Siap untuk Perang Dunia Xi?

James Gorrie

Diktator Xi Jinping telah mengumumkan bahwa Tiongkok siap untuk menghadapi negara mana pun yang berani menghalangi jalannya menuju “peremajaan nasional.”

Dalam proses menetapkan dirinya sebagai pemimpin totaliter Tiongkok yang tak terbantahkan dalam Kongres Partai Komunis ke-20 Oktober, Xi mengungkapkan rencananya untuk masa depan Tiongkok dalam hal “peremajaan nasional.”

Di mana Peremajaan Nasional?

Dilihat secara kasat mata, peremajaan nasional menyatakan tentang gagasan membangun kembali, restorasi ekonomi dan budaya bangsa, yang mana keduanya kini sedang merana. Itu sangat masuk akal.

Tiongkok tentu bisa menggunakan peremajaan nasional. Prospek ekonomi negara itu tak baik, dengan runtuhnya sektor pengembangan real estat, pengangguran yang tinggi, hilangnya investasi asing, dan kepergian massal produsen asing. Bahkan, kondisi terus memburuk.

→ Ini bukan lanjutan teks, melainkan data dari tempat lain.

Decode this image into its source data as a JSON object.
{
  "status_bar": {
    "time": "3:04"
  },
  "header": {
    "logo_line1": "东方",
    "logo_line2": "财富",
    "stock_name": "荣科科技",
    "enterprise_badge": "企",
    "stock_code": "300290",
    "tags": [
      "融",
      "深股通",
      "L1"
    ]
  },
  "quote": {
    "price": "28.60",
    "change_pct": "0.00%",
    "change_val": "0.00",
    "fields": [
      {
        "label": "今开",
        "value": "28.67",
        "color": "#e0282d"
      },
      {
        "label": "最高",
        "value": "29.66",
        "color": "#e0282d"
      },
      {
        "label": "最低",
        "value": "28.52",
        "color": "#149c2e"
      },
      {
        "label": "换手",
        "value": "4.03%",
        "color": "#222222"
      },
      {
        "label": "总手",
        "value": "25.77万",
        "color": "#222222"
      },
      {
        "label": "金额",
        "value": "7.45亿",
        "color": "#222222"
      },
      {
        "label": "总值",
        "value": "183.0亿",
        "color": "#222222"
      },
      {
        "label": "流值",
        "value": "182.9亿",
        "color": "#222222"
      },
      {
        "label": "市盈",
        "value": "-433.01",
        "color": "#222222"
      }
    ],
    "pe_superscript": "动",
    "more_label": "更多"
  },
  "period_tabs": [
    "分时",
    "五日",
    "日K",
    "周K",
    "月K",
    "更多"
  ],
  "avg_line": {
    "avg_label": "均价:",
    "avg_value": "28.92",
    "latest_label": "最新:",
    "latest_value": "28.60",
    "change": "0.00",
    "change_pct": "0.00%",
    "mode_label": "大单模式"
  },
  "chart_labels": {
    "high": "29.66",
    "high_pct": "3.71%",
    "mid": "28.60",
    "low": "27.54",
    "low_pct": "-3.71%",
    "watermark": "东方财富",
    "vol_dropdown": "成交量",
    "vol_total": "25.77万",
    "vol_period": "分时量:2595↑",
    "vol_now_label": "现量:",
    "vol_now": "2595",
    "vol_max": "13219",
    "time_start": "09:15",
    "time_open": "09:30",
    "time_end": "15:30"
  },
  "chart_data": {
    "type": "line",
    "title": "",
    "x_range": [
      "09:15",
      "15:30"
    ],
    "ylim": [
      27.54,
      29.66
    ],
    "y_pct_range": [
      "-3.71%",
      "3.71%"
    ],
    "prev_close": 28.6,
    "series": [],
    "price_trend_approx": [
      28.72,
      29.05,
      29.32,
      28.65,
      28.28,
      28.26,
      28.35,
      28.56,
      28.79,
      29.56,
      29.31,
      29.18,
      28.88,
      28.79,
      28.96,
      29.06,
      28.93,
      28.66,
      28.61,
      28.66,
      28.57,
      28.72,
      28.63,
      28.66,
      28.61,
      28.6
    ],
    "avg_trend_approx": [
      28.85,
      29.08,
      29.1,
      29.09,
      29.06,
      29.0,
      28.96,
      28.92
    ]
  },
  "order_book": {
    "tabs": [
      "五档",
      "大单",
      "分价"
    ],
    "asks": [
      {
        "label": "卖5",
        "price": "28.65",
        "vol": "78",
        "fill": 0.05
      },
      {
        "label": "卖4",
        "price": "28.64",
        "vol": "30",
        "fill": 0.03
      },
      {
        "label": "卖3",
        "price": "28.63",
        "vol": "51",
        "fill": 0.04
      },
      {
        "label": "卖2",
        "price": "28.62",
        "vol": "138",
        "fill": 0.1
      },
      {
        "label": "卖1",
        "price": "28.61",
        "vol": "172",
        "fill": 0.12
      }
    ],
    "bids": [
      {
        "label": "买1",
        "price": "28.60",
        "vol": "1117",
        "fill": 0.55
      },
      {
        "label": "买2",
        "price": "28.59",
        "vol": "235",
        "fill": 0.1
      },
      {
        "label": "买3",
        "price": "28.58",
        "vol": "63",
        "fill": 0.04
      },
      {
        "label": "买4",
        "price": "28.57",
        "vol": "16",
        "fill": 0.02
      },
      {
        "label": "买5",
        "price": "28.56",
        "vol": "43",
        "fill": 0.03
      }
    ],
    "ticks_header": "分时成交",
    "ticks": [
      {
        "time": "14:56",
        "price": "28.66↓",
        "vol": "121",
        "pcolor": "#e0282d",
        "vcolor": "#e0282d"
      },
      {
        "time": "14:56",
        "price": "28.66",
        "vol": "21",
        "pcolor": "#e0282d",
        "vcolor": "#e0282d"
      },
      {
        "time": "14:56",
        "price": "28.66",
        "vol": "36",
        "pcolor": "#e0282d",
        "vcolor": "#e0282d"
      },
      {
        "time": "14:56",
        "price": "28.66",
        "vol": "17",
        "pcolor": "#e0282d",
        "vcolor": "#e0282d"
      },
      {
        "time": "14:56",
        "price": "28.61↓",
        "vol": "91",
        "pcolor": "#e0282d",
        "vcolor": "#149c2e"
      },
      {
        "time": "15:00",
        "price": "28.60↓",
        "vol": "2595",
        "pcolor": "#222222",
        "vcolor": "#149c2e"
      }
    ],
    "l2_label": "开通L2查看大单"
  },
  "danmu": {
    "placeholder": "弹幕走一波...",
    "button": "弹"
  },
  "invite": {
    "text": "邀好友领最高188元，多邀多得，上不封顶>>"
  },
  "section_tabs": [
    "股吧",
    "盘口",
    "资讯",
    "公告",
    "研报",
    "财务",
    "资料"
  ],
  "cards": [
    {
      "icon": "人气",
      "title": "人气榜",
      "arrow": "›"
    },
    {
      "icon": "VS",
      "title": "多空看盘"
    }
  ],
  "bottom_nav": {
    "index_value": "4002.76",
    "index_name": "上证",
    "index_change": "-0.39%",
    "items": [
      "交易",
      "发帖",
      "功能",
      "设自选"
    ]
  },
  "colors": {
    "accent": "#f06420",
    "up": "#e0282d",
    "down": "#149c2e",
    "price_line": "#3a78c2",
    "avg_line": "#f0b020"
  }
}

Tiongkok Ambruk di Bawah Aturan Satu Orang dan Satu Partai

Secara budaya, orang Tionghoa tak senang dengan tren yang mereka lihat dan ragu akan masa depan. Lockdown COVID-19 telah menyebabkan sektor manufaktur berkontraksi dengan cepat, kehilangan pendapatan,  kekurangan, yang mana semuanya mengakibatkan kerusuhan.

Selain itu, kaum muda perkotaan menghadapi keputusasaan dan kekecewaan yang semakin besar; tingkat pengangguran kaum muda 20 persen menunjukkan sedikit tanda akan mereda. Terlebih lagi, ada penolakan yang berkembang terhadap kebijakan totaliter Partai Komunis Tiongkok (PKT) dan legitimasi politik di kalangan generasi muda.

Untuk mengatasi ancaman nyata dan de-stabilisasi ini, PKT mengambil kendali atas setiap aspek masyarakat Tiongkok.

Peremajaan Nasional Berarti Perang dan Ancaman Perang

Memperbaiki kondisi domestik bukanlah prioritas utama Xi. Faktanya, definisi Xi tentang “peremajaan nasional” tak banyak atau tidak ada hubungannya dengan peningkatan taraf kehidupan orang-orang Tiongkok, melainkan dengan Tiongkok mengambil tempat yang selayaknya di dunia sebagai “Kerajaan Tengah.”

Deskripsi referensi diri itu tak lebih mengacu  sekadar lokasi geografis Tiongkok. Visi Xi adalah untuk membuat ulang dunia menurut citranya sendiri,  melibatkan menempatkan Tiongkok bukan Amerika Serikat, sebagai pusat budaya, ide politik, dan aktivitas ekonomi dunia.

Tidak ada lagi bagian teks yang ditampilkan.